For those of you who are cursing the current cold weather, being made to emerge from a warm duvet cocoon in the mornings into a cold, uncaring world, spare a thought for those in Zagreb, where the temperature in December regularly drops to below zero. It is in this climate that Croatian playwright Tena Štivičić sets her play 3 Winters, which premiered at the National Theatre last week; a carefully crafted drama, 3 Winters takes on seven decades of Croatian history, from their emergence from WWII to their acceptance into the EU. By focussing on four generations of the Kos family living in Zagreb, and how they cope being buffeted by the winds of history, 3 Winters shows that not only is the personal political, but the political is personal

The action takes place in a single ivy-clad house, which shifts through generations thanks to Tim Hatley’s impeccably precise stage design. In 1945, partisan Rose lucks out in housing allocation, thanks to her associations with generals, moving into the house in which she was born in a bourgeois area of Zagreb, with her mother, baby daughter Masha, and husband, who is fresh from the front after being conscripted onto the losing side; in 1991 the family gather in the house, Masha’s sister Dunya returning from Germany to join them for Rose’s funeral; and in 2011 Masha’s youngest daughter Lucia is set to marry a venture capitalist with questionable morals, Croatia is on the cusp of becoming a full EU member, and everything in Masha’s life seems to be unravelling.

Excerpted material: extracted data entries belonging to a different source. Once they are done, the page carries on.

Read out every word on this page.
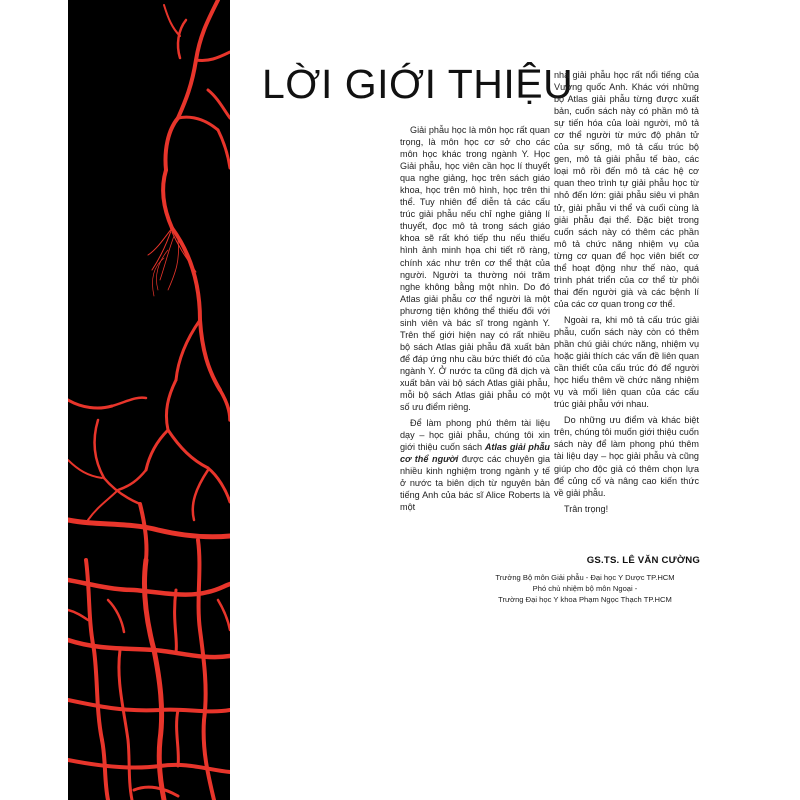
LỜI GIỚI THIỆU

Giải phẫu học là môn học rất quan trọng, là môn học cơ sở cho các môn học khác trong ngành Y. Học Giải phẫu, học viên cần học lí thuyết qua nghe giảng, học trên sách giáo khoa, học trên mô hình, học trên thi thể. Tuy nhiên để diễn tả các cấu trúc giải phẫu nếu chỉ nghe giảng lí thuyết, đọc mô tả trong sách giáo khoa sẽ rất khó tiếp thu nếu thiếu hình ảnh minh họa chi tiết rõ ràng, chính xác như trên cơ thể thật của người. Người ta thường nói trăm nghe không bằng một nhìn. Do đó Atlas giải phẫu cơ thể người là một phương tiện không thể thiếu đối với sinh viên và bác sĩ trong ngành Y. Trên thế giới hiện nay có rất nhiều bộ sách Atlas giải phẫu đã xuất bản để đáp ứng nhu cầu bức thiết đó của ngành Y. Ở nước ta cũng đã dịch và xuất bản vài bộ sách Atlas giải phẫu, mỗi bộ sách Atlas giải phẫu có một số ưu điểm riêng.

Để làm phong phú thêm tài liệu dạy – học giải phẫu, chúng tôi xin giới thiệu cuốn sách Atlas giải phẫu cơ thể người được các chuyên gia nhiều kinh nghiệm trong ngành y tế ở nước ta biên dịch từ nguyên bản tiếng Anh của bác sĩ Alice Roberts là một

nhà giải phẫu học rất nổi tiếng của Vương quốc Anh. Khác với những bộ Atlas giải phẫu từng được xuất bản, cuốn sách này có phần mô tả sự tiến hóa của loài người, mô tả cơ thể người từ mức độ phân tử của sự sống, mô tả cấu trúc bộ gen, mô tả giải phẫu tế bào, các loại mô rồi đến mô tả các hệ cơ quan theo trình tự giải phẫu học từ nhỏ đến lớn: giải phẫu siêu vi phân tử, giải phẫu vi thể và cuối cùng là giải phẫu đại thể. Đặc biệt trong cuốn sách này có thêm các phần mô tả chức năng nhiệm vụ của từng cơ quan để học viên biết cơ thể hoạt động như thế nào, quá trình phát triển của cơ thể từ phôi thai đến người già và các bệnh lí của các cơ quan trong cơ thể.

Ngoài ra, khi mô tả cấu trúc giải phẫu, cuốn sách này còn có thêm phần chú giải chức năng, nhiệm vụ hoặc giải thích các vấn đề liên quan cần thiết của cấu trúc đó để người học hiểu thêm về chức năng nhiệm vụ và mối liên quan của các cấu trúc giải phẫu với nhau.

Do những ưu điểm và khác biệt trên, chúng tôi muốn giới thiệu cuốn sách này để làm phong phú thêm tài liệu dạy – học giải phẫu và cũng giúp cho độc giả có thêm chọn lựa để củng cố và nâng cao kiến thức về giải phẫu.

Trân trọng!

GS.TS. LÊ VĂN CƯỜNG

Trưởng Bộ môn Giải phẫu - Đại học Y Dược TP.HCM

Phó chủ nhiệm bộ môn Ngoại -

Trường Đại học Y khoa Phạm Ngọc Thạch TP.HCM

Director Howard Davies makes the bold choice not to mark which period we are in; the chopping and changing of the furniture gives us a clue as to how far we are through time, but Štivičić’s script switches between time zones every ten minutes. The result is a play that, although difficult to follow initially, works out in the long-run; this is not quick theatre, but over the course of 150 minutes, as we move backwards and forwards in time, the play unfolds like a beautiful mid-winter flower.

The themes that Štivičić takes on manage to be both vast and intimate; throughout the play there is an ideological battle between the collectivist values that Masha holds so dear, and those of Lucia, whose celebration of neoliberalism represents a Croatia that is keen to let the past be the past. Štivičić uses her cast of characters to represent different values; capitalist, communist, fascist, elitist, these all get a look in. With some other writers, this battle may seem heavy-handed, but Štivičić’s use of the house as a microcosm of Croatian society is handled with a deft touch.

At times, this conflict shifts into melodrama, exemplified in the characters of Lucia, the proto-capitalist of a new Europe, and her older sister Alisa, returning from Britain on a break from her PhD and horrified by her sister’s decision to evict all the tenants of their palatial home. The two characters are played against each other from the beginning, and – aside from some moments where the frost thaws, particularly in the last scene, fierce in its fiery intensity – in general lack nuance. Perhaps Štivičić felt that the script needed a further injection of drama, but when one looks at Croatian history is seems that conflict is one thing not in short supply.

Overall, one of the things that 3 Winters does best is explore the impact of national crises on the individual family unit, especially the ability that women have to adapt to a history driven largely by the action of men. In the Kos household there are four generation of women, who have survived frostbite, starvation, war, insanity, domestic abuse, and the death of all they hold dear, both individuals and ideas. At the centre of this matriarchal clan are sisters Masha and Dunya, played with exceptional verve by Siobhan Finneran and Lucy Black; Finneran especially imbues the stage with a firecracker tenacity bursting through a calm, collected facade. Masha is a woman in dire pains, whose life has moved from upset to upset; now, on the eve of her daughter’s wedding, she tries to hold things all together, for just one day more. As she sees everything that she held dear moving away from her, a crisis of conscience is provoked: “they think our values are quaint” she cries, lamenting what she sees as the death of society.

With four generations of mothers and daughters under one roof, Štivičić has crafted a retinue of strong female characters: Rose, a former partisan fighter who battled against the fascist dictatorship from the woods; Monika, who was dismissed from her job as a maid following being impregnated by the lord of the house; and Karolina, the flame-haired former owner of the house, whose Nazi father put her in a mental hospital, and associations with aristocracy place her under threat in a new Croatian state. It has been far too long since such a cast of strong women have graced the stage, played with equal verve by the competent cast.

With its radical approach to time, and unwillingness to follow a conventional chronology, Štivičić’s 3 Winters may initially seem like an exercise in cold intellectualism; however, this is a play, Chekhovian in ambition, that deserves your full attention before it reveals its true value. Winter in Zagreb may be brisk, but Štivičić and Davies allow us to sit at the hearth of a family home, and bask in its warm heart.

3 Winters is on at The National Theatre, until 3rd February 2015. Tickets start from £15.